Monday, September 8, 2008

Where have all the flowers gone?

On the tips of my toes, I'm teetering a fine line divided by three - contentment, anxiety, and absolute frustration. Like most things, I'll start from the end and go backwards.

Why is it so cool to be so bad? Is everyone innately bad, or is it just these bloody Californians? And how can people front and mask themsleves as progressive, conscious, aware beings if they have no moral fiber in their spines? I feel like I'm pretty damn open and liberally minded, and on this level I assumed that California would be a fitting state, but somehow openness and the desire for a collective good have become surface layer qualities disguising the collective's corrupted, self-induced evils and destruction, and everywhere I go people are shooting up - proud of their resumes brimming with drug experiences, unprotected public sex, DUIs, nights in jail, and obvious lies. Where have all the flowers gone?

I am so sick, I am so f-ing tired of being surrounded by people who are this vaingloriously tall upon their match-sticks. I mean, COME ON San Francisco! We, the people, are pressed to be the progress for the rest of the nation; if word gets out that all our great ideas come from acid trips and a few rounds with the unbathed homeless, and all our confidence is a product of the most chugs during impetutious popped collar episodes of "never have I ever," I fear I'll be dragged into the tow and become a dangerous part of a double-life society. We'll save the environment and the mentally ill by day, and recklessly party with them by night as we toss our ciggarette butts into the bushes and out of mind.

I know too many yoga instructors who drive drunk, and too many teachers with warrents for their arrest, and too many folks who are out of the closet but keep their anger and addictions and egocentricity locked in a chest.

Where are the pure in heart? Where are the innocent? I want to learn from them. Until I am surrounded by their peace and clear intent to better themselves and all the rest, I cannot rest; I'll continue to cry in my sleep.

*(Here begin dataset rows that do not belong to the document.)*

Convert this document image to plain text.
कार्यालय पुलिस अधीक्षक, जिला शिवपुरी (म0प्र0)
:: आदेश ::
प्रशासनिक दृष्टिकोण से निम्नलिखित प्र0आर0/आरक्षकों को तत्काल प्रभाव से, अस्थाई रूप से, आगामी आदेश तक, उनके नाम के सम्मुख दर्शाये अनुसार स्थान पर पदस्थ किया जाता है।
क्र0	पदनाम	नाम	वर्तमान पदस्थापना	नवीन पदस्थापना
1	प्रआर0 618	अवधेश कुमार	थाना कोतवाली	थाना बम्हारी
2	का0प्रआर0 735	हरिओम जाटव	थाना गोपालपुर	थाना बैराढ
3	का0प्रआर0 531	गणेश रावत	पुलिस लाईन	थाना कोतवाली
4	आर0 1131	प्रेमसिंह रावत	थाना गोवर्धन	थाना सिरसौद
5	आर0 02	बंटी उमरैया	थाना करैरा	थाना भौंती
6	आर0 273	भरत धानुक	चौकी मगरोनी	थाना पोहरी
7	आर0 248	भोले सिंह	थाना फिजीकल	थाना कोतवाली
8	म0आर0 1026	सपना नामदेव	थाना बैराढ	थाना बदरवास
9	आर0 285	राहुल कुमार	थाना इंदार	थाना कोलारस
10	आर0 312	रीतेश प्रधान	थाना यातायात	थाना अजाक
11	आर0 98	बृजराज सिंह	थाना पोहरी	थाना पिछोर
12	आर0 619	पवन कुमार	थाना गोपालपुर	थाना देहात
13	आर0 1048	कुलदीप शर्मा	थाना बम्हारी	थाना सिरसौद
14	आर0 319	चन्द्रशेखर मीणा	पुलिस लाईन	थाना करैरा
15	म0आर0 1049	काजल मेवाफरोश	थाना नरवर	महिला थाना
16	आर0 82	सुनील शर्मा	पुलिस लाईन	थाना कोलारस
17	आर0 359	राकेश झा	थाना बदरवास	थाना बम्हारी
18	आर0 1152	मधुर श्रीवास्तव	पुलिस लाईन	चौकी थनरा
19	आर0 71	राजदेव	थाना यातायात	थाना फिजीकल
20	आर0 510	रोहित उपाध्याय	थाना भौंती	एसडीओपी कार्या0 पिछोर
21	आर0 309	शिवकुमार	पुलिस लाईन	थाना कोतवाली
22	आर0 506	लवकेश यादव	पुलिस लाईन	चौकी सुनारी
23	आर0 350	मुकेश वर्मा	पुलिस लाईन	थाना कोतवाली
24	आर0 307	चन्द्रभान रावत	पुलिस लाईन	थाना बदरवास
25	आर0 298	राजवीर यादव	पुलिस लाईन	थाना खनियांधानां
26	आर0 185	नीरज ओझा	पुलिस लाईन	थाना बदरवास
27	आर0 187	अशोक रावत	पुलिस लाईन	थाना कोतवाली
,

This is my frustration, preceded only by my inabilty to catch my breath and my nervous hand guestures when I speak. While so vexed and turned off of my neighbors, I still find myself eager to impress them. At work, I clock in and out as a temporary employee without health insurance, who must go eons beyond the outlined expectations to ensure a little job security; each day I am reminded that I'm under the magnifying glass, being ever-evaluated. The anxiety that's produced from it all follows me through the streets and avenues and tails me like a shadow into my sheets at night. I dream in shallow breaths and burrowed eyebrows. I thirst for calm, but I munch on cheez-itz instead.

When I wake in the morning, Apollo greets and asks of me these questions three: Who are you? What do you live for today? Why are you here?? But as I pound my alarm into silence and stumble to the bathroom, I avoid the answer. I do not know. I am trying to make something of the days and of myself, but since there's no clear aim in mind or way to measure my success, I live in deep fear that I'm just not making it good enough, moist enough, or sweet enough for anyone.

In a bucket of vulnerability, I confess that I'm worried the life I'm baking has already gone cold and hard and stale. My anxieties spill from one topic to the next: I'm not compassionate enough. I'm not quick enough. I'm certainly not pretty enough.

I am nothing enough.

So I'm haunted with worry, and exhausted with frustration, and I'm starving within a lonely shell. The words of the past's great minds echo in here, "Carpe Diem! Suck the marrow out of life!" But I misplaced my straw and seem to be sucking at everything else anyways.

This is exactly where I am when I teeter to the other dimension of my fine line. Contentment is a sneaky bastard, and just as quickly as it appears it'll fade away, so I haven't yet put a load of trust in it. Though, when it's here, it is trascendentally beautiful. I forget all the other muck I mirk in daily and my attention goes completely to it. It's the giant flock of birds twisting and turning together in a spontaneous tango with the wind; it's the sliver of pink that lasers through the fog when the sun sets behind it; it's the smiley face tagged on cement next to a rain puddle...

When my angst and nerves and loath get the best of me, the best of me is at least gotten. It's out of its locked up chest and getting a good shake in fresh air. There's nothing not to smile about with that.

Pretty much I'm just a confused, tipsy-turvy mess of a girl. With days like today, days like I've had, I can't tell you which way is up or what door takes you out. If I had a choice, I'd pick door number 3. Maybe that's the door all the flowers are hiding behind.